Immer öfter stehen Verwaltungen und ihre Beschäftigten (die dann gern verallgemeinernd als „Beamte“ bezeichnet werden) unter Beschuss, weil sie als zu langsam, zu umständlich, zu genau gelten. „Den Beamten“ wird Engstirnigkeit und mangelnde Modernität vorgeworfen, dass sie einfach nur nicht wollten, aber könnten. Gern wird bei dem in Rede stehenden Bürokratieabbau auf allen Ebenen (Bund, Länder, Kommunen) an Effizienz und Schnelligkeit gedacht, weniger an die der Bürokratie zugrundliegenden Gesetze und sonstigen Vorschriften.
Zeit also, mal die Dinge und Zusammenhänge ganz grundsätzlich zu betrachten und (aus unserer Sicht) geradezurücken und die Gelegenheit zu nutzen, den Rechtsstaat in Erinnerung zu rufen:
Das Grundgesetz (GG) verankert die Rechtsstaatlichkeit als Kernprinzip (Artikel 20 GG). Alle Verwaltungsorgane müssen nach Gesetz handeln und dürfen keine willkürlichen Entscheidungen treffen.
Verwaltungen haben dabei keine eigene Gesetzgebungsbefugnis. Sie müssen sich an von Parlamenten (Bundestag, Abgeordnetenhaus) erlassene Gesetze halten (z. B. Steuergesetze, Arbeitsschutzgesetz, Bundesmeldegesetz, Strafgesetzbuch, Personalvertretungsgesetze, Vergabegesetze, Landeshaushaltsordnung u.v.m.). Sie können keine eigenen Regeln erlassen, sondern nur bestehende Gesetze umsetzen oder auslegen. Bei Auslegungsspielräumen (Ermessen) müssen sie jedoch konstruktiv und im Sinne des Gesetzes vorgehen.

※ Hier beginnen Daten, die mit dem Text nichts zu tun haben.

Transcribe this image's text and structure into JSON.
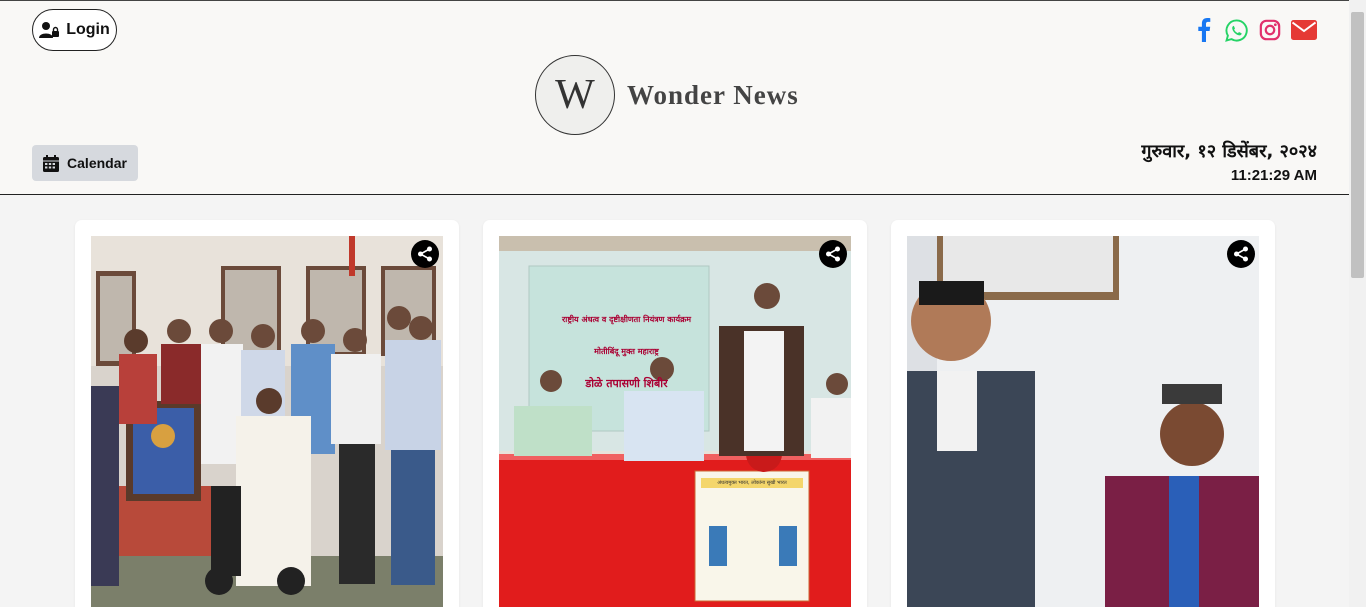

In einem Rechtsstaat ist das Handeln der Verwaltung noch dazu überprüfbar. Das Verwaltungsverfahrensgesetz (VwVfG) regelt, wie die Verwaltung Entscheidungen treffen muss. Es regelt den Untersuchungsgrundsatz (§ 24 VwVfG), die Anhörung Beteiligter (§ 28 VwVfG), das Recht auf Akteneinsicht (§ 29 VwVfG), die Form und Bestimmtheit von Entscheidungen (Verwaltungsakten) usw. In § 40 ist das Ermessen geregelt und der Hinweis auf dessen gesetzliche Grenzen benannt. Alle Verwaltungsentscheidungen können von Gerichten überprüft werden (z. B. durch Verwaltungsgerichte, das Bundesverwaltungsgericht). Das Bundesverfassungsgericht wiederum prüft, ob Verwaltungsakte gegen das Grundgesetz verstoßen.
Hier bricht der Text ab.